When Christine Omollo’s son, who is now aged 13, was diagnosed with the disease at four years old, the doctor told her: "He won’t live past the age of five." Speechless, she dragged herself to a shade at the hospital and wept for hours.

Second opinion

If it were not for a mother, a nurse, Christine says she wouldn’t have known how to grieve her son’s certain ‘death’.

"We sought a second opinion and pored the Internet for information about the condition. I read books — and still do — on the subject. When I look at my son who is preparing to sit his Kenya Certificate of Primary Education later this year, I thank God," says Christine.

Although her son is on drugs everyday and avoids strenuous activities his age mates enjoy, he leads a near normal life, is jovial and performs well in school.

SMILE OF HOPE: Selina Ogweno’s son lives with sickle cell disease.

Just like Christine, many Kenyans don’t know much about the disease. And while the rest of the world set aside June 19 as the Sickle Cell Awareness Day, here the day passed just like any other. The Nairobi-based Children Sickle Cell Foundation (CSCF) chairperson, Selina Ogweno, says there are many people who need to be reached and told about the disease as well as how to care for their loved ones with the condition. Only then can Kenya join the rest of the world in the fanfare of marking the day.

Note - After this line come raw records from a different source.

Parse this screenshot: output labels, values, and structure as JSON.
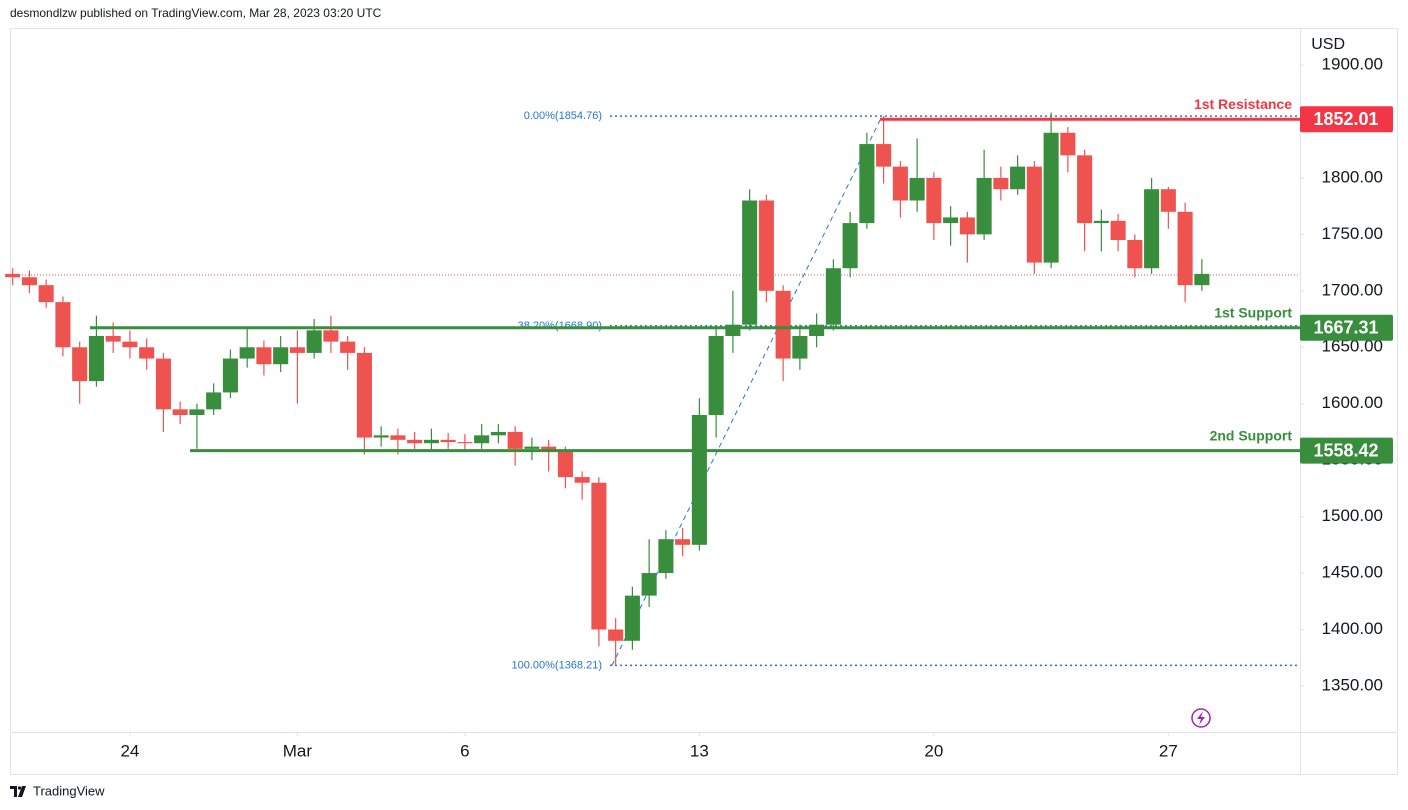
{
  "chart_data": {
    "type": "candlestick",
    "source": "desmondlzw published on TradingView.com, Mar 28, 2023 03:20 UTC",
    "brand": "TradingView",
    "y_label": "USD",
    "up_color": "#388e3c",
    "down_color": "#ef5350",
    "xlim": [
      20.42,
      58.93
    ],
    "xticks": [
      {
        "value": 24,
        "label": "24"
      },
      {
        "value": 29,
        "label": "Mar"
      },
      {
        "value": 34,
        "label": "6"
      },
      {
        "value": 41,
        "label": "13"
      },
      {
        "value": 48,
        "label": "20"
      },
      {
        "value": 55,
        "label": "27"
      }
    ],
    "ylim": [
      1309.2,
      1932.8
    ],
    "yticks": [
      {
        "value": 1350,
        "label": "1350.00"
      },
      {
        "value": 1400,
        "label": "1400.00"
      },
      {
        "value": 1450,
        "label": "1450.00"
      },
      {
        "value": 1500,
        "label": "1500.00"
      },
      {
        "value": 1550,
        "label": "1550.00"
      },
      {
        "value": 1600,
        "label": "1600.00"
      },
      {
        "value": 1650,
        "label": "1650.00"
      },
      {
        "value": 1700,
        "label": "1700.00"
      },
      {
        "value": 1750,
        "label": "1750.00"
      },
      {
        "value": 1800,
        "label": "1800.00"
      },
      {
        "value": 1850,
        "label": "1850.00"
      },
      {
        "value": 1900,
        "label": "1900.00"
      }
    ],
    "x": [
      20.5,
      21,
      21.5,
      22,
      22.5,
      23,
      23.5,
      24,
      24.5,
      25,
      25.5,
      26,
      26.5,
      27,
      27.5,
      28,
      28.5,
      29,
      29.5,
      30,
      30.5,
      31,
      31.5,
      32,
      32.5,
      33,
      33.5,
      34,
      34.5,
      35,
      35.5,
      36,
      36.5,
      37,
      37.5,
      38,
      38.5,
      39,
      39.5,
      40,
      40.5,
      41,
      41.5,
      42,
      42.5,
      43,
      43.5,
      44,
      44.5,
      45,
      45.5,
      46,
      46.5,
      47,
      47.5,
      48,
      48.5,
      49,
      49.5,
      50,
      50.5,
      51,
      51.5,
      52,
      52.5,
      53,
      53.5,
      54,
      54.5,
      55,
      55.5,
      56
    ],
    "open": [
      1715,
      1712,
      1705,
      1690,
      1650,
      1620,
      1660,
      1655,
      1650,
      1640,
      1595,
      1590,
      1595,
      1610,
      1640,
      1650,
      1635,
      1650,
      1645,
      1665,
      1655,
      1645,
      1570,
      1572,
      1568,
      1565,
      1568,
      1566,
      1565,
      1572,
      1575,
      1560,
      1562,
      1558,
      1535,
      1530,
      1400,
      1390,
      1430,
      1450,
      1480,
      1475,
      1590,
      1660,
      1670,
      1780,
      1700,
      1640,
      1660,
      1670,
      1720,
      1760,
      1830,
      1810,
      1780,
      1800,
      1760,
      1765,
      1750,
      1800,
      1790,
      1810,
      1725,
      1840,
      1820,
      1760,
      1762,
      1745,
      1720,
      1790,
      1770,
      1705
    ],
    "high": [
      1720,
      1718,
      1710,
      1695,
      1655,
      1678,
      1672,
      1665,
      1658,
      1645,
      1602,
      1600,
      1618,
      1648,
      1668,
      1656,
      1660,
      1665,
      1675,
      1678,
      1660,
      1650,
      1580,
      1578,
      1575,
      1578,
      1574,
      1573,
      1582,
      1582,
      1580,
      1570,
      1568,
      1562,
      1540,
      1535,
      1410,
      1438,
      1480,
      1488,
      1490,
      1605,
      1668,
      1700,
      1790,
      1785,
      1705,
      1670,
      1680,
      1728,
      1770,
      1840,
      1854.76,
      1815,
      1835,
      1805,
      1775,
      1770,
      1825,
      1810,
      1820,
      1815,
      1858,
      1845,
      1825,
      1772,
      1768,
      1750,
      1800,
      1792,
      1778,
      1728
    ],
    "low": [
      1705,
      1698,
      1685,
      1642,
      1600,
      1615,
      1645,
      1640,
      1630,
      1575,
      1582,
      1560,
      1590,
      1605,
      1632,
      1625,
      1628,
      1600,
      1640,
      1645,
      1630,
      1555,
      1562,
      1555,
      1560,
      1558,
      1560,
      1558,
      1560,
      1565,
      1545,
      1550,
      1540,
      1525,
      1515,
      1385,
      1368.21,
      1382,
      1420,
      1445,
      1465,
      1470,
      1570,
      1645,
      1665,
      1690,
      1620,
      1630,
      1650,
      1665,
      1712,
      1755,
      1795,
      1765,
      1770,
      1745,
      1740,
      1725,
      1745,
      1780,
      1785,
      1715,
      1720,
      1805,
      1735,
      1735,
      1735,
      1712,
      1715,
      1755,
      1690,
      1700
    ],
    "close": [
      1712,
      1705,
      1690,
      1650,
      1620,
      1660,
      1655,
      1650,
      1640,
      1595,
      1590,
      1595,
      1610,
      1640,
      1650,
      1635,
      1650,
      1645,
      1665,
      1655,
      1645,
      1570,
      1572,
      1568,
      1565,
      1568,
      1566,
      1565,
      1572,
      1575,
      1560,
      1562,
      1558,
      1535,
      1530,
      1400,
      1390,
      1430,
      1450,
      1480,
      1475,
      1590,
      1660,
      1670,
      1780,
      1700,
      1640,
      1660,
      1670,
      1720,
      1760,
      1830,
      1810,
      1780,
      1800,
      1760,
      1765,
      1750,
      1800,
      1790,
      1810,
      1725,
      1840,
      1820,
      1760,
      1762,
      1745,
      1720,
      1790,
      1770,
      1705,
      1715
    ],
    "last_price": 1714,
    "levels": [
      {
        "name": "1st Resistance",
        "value": 1852.01,
        "color": "#f23645"
      },
      {
        "name": "1st Support",
        "value": 1667.31,
        "color": "#388e3c"
      },
      {
        "name": "2nd Support",
        "value": 1558.42,
        "color": "#388e3c"
      }
    ],
    "fib_color": "#2177d9",
    "fib_levels": [
      {
        "label": "0.00%(1854.76)",
        "value": 1854.76
      },
      {
        "label": "38.20%(1668.90)",
        "value": 1668.9
      },
      {
        "label": "100.00%(1368.21)",
        "value": 1368.21
      }
    ]
  }
}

Peggy Odoyo, now 28, was diagnosed with the disease when she was aged three. She is optimistic and jovial.

When we meet, she says with a wide smile, "There is hope for ‘sicklers’."

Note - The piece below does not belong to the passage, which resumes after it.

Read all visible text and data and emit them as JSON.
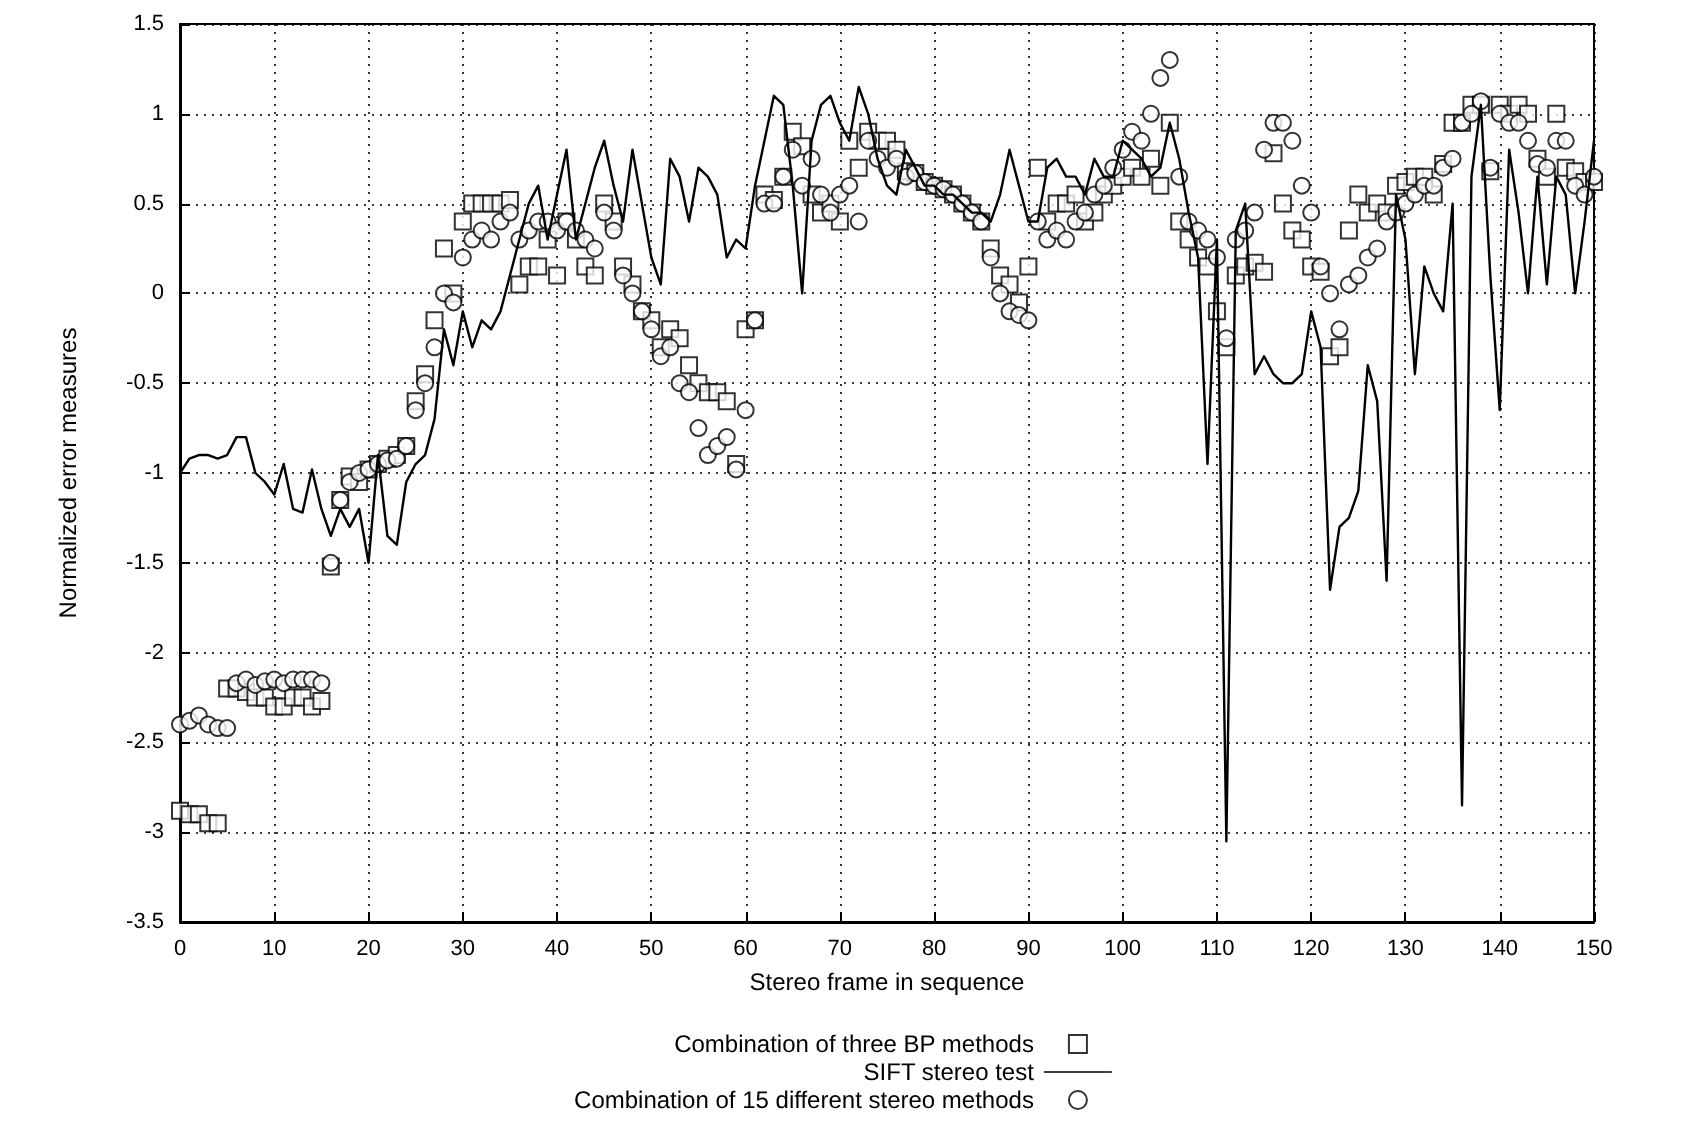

Peggy who is also the secretary of the CSCF says she came to learn about her being a ‘sickler’ when she turned 16.

"I had come up with serious illness, and was admitted for about one month. After that, I went into denial, especially after my school mates nagged me about my eyes being yellow, and having a thin frame (these are some of the tell tale signs of the disease)."

Selina whose six-year-old son was diagnosed with the disease is hopeful after learning of the Ugandan man who was a ‘sickler’ (as people with the disease are commonly referred to) and died last year at 80.

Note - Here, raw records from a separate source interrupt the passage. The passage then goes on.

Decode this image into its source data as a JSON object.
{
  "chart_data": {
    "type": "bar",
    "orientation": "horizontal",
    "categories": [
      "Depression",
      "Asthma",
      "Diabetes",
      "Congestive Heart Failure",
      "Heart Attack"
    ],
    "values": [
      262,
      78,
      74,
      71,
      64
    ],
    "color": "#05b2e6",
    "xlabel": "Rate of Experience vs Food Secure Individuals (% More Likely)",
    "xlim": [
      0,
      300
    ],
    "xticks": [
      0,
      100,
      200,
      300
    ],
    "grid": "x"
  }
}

"Sickle cell is not a death sentence, you just need to manage it well and you can live to see your grandchildren," Selina says.

Selina’s son, Aggrey, became ill at six months. Three months later, he was taken ill again with the same symptoms. When the doctor told her that her son had anaemia, all Selina thought of was death.

Luckily, the same day, she went to the CSCF where she was helped to embrace acceptance. Today, she is the chairperson of the organisation which has members from all over the country. 

A person with sickle cell disease may be healthy one minute and then writhe in pain the next.

"Severe pain is caused by dehydration, or an infection," says Dr Wafula.  "The pain is migratory, from hands to feet, thenmoving to the joints. It must be arrested with pain killers because if it goes to the chest, it can kill."



Painful attacks

Christine says: "The painful attacks happen regularly. But when you know how to handle them, you get to accept your situation. I massage my son’s joints and encourage him to do the same when in pain. This makes it bearable."

Dr Wafula says, when the attacks happen, patients should be rushed to hospital, and taken straight to the nurse, a measure not followed in Kenya where many patients wait at the casualty for long and eventually succumb to a painful death.  Health workers are also reluctant to use painkillers such as morphine because they fear the child might get addicted. Yet this is "the standard way of treatment."

Sickle cell may also manifest as acute chest syndrome, massive bleeding, stroke and priapism. Priapism is a condition where boys suffer a very painful erection that stays for long hours. Parents and patients ignore this thinking it is embarrassing until it is too late. It is treated through surgery, while antibiotics should manage infections.

If anaemic, the patients should be transfused with blood that is free of the disease.

In children, acute chest syndrome manifests like pneumonia. Children are susceptible to the pneumococcal bacteria. The government is currently vaccinating children below the age of one against this bacterium.

"The government should extend this service and vaccinate children with sickle cell disease even if they are above five years," says Dr Wafula.